ElderIndex
← Back to Glossary
Technical SEO

Robots.txt

A file that tells search engines which parts of your site they can or cannot crawl.

Robots.txt is a text file placed in the root directory of a website (at /robots.txt) that tells search engine crawlers which parts of the site they are permitted or forbidden to crawl. It is not a security mechanism, as it avoids preventing access to files and only instructs crawlers that respect the Robots Exclusion Standard to skip specified paths. Google's Googlebot respects robots.txt instructions by default.

A correct robots.txt for a care home website should allow crawlers to access all publicly visible pages and explicitly disallow access to any admin interfaces, staging environments, or private directories. Blocking pages that should be indexed, which is a common misconfiguration during website migrations, prevents Google from seeing content that should rank and is one of the more impactful technical SEO errors a site can have.

The robots.txt file also specifies the location of the XML sitemap, which helps crawlers find the sitemap without needing to guess its URL. A typical well-configured robots.txt for a care home website might contain two lines: a rule allowing all user agents, and a Sitemap reference pointing to the sitemap location.

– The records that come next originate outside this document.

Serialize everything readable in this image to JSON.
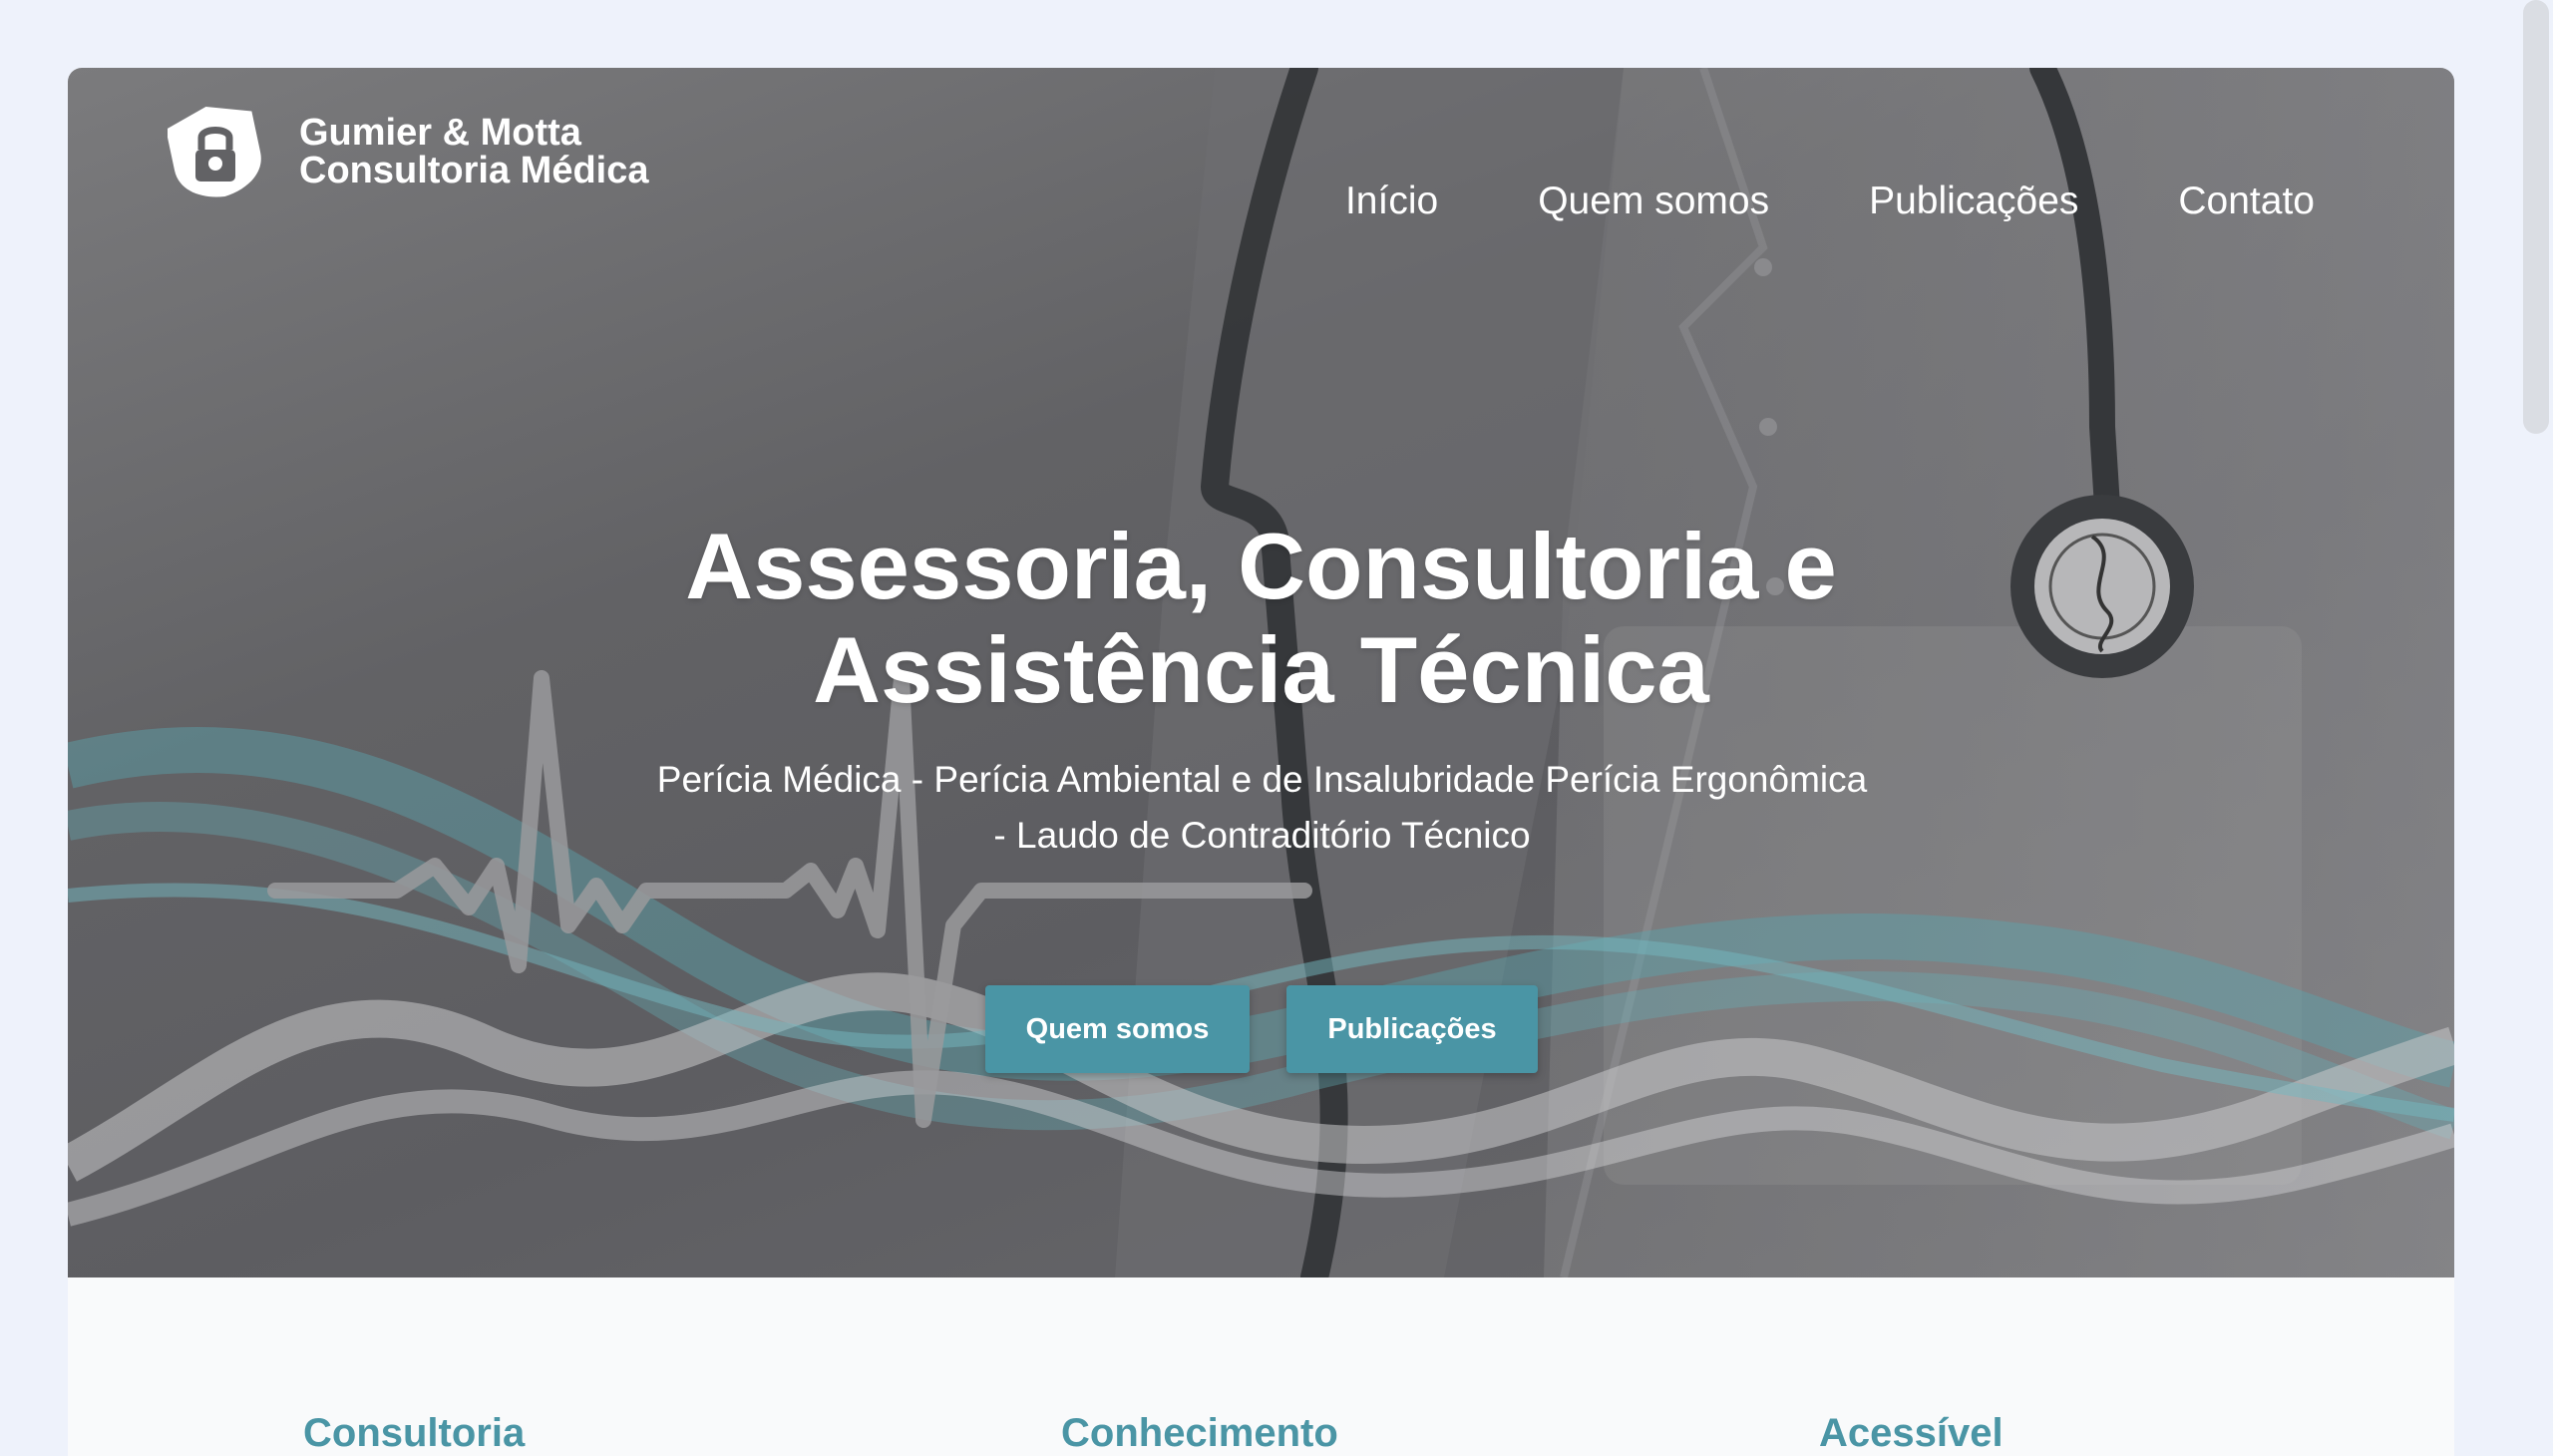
{
  "brand": {
    "line1": "Gumier & Motta",
    "line2": "Consultoria Médica",
    "logo_icon": "lock-shield-logo-icon"
  },
  "nav": {
    "items": [
      {
        "label": "Início"
      },
      {
        "label": "Quem somos"
      },
      {
        "label": "Publicações"
      },
      {
        "label": "Contato"
      }
    ]
  },
  "hero": {
    "title_line1": "Assessoria, Consultoria e",
    "title_line2": "Assistência Técnica",
    "subtitle_line1": "Perícia Médica - Perícia Ambiental e de Insalubridade Perícia Ergonômica",
    "subtitle_line2": "- Laudo de Contraditório Técnico",
    "buttons": [
      {
        "label": "Quem somos"
      },
      {
        "label": "Publicações"
      }
    ]
  },
  "features": [
    {
      "title": "Consultoria"
    },
    {
      "title": "Conhecimento"
    },
    {
      "title": "Acessível"
    }
  ],
  "colors": {
    "accent": "#4a95a5",
    "page_background": "#eef2fb",
    "hero_overlay": "#626265"
  }
}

Unlike the noindex tag, which prevents a page from being included in search results even if it has been crawled, robots.txt prevents crawling entirely. This distinction matters: if a page is disallowed in robots.txt but linked to from external sites, Google may still include the URL in search results, showing a result with no description, because it knows the URL exists from the external link, even though it cannot read the page content. For pages that should remain absent from search results, a noindex tag is more reliable than a robots.txt disallow.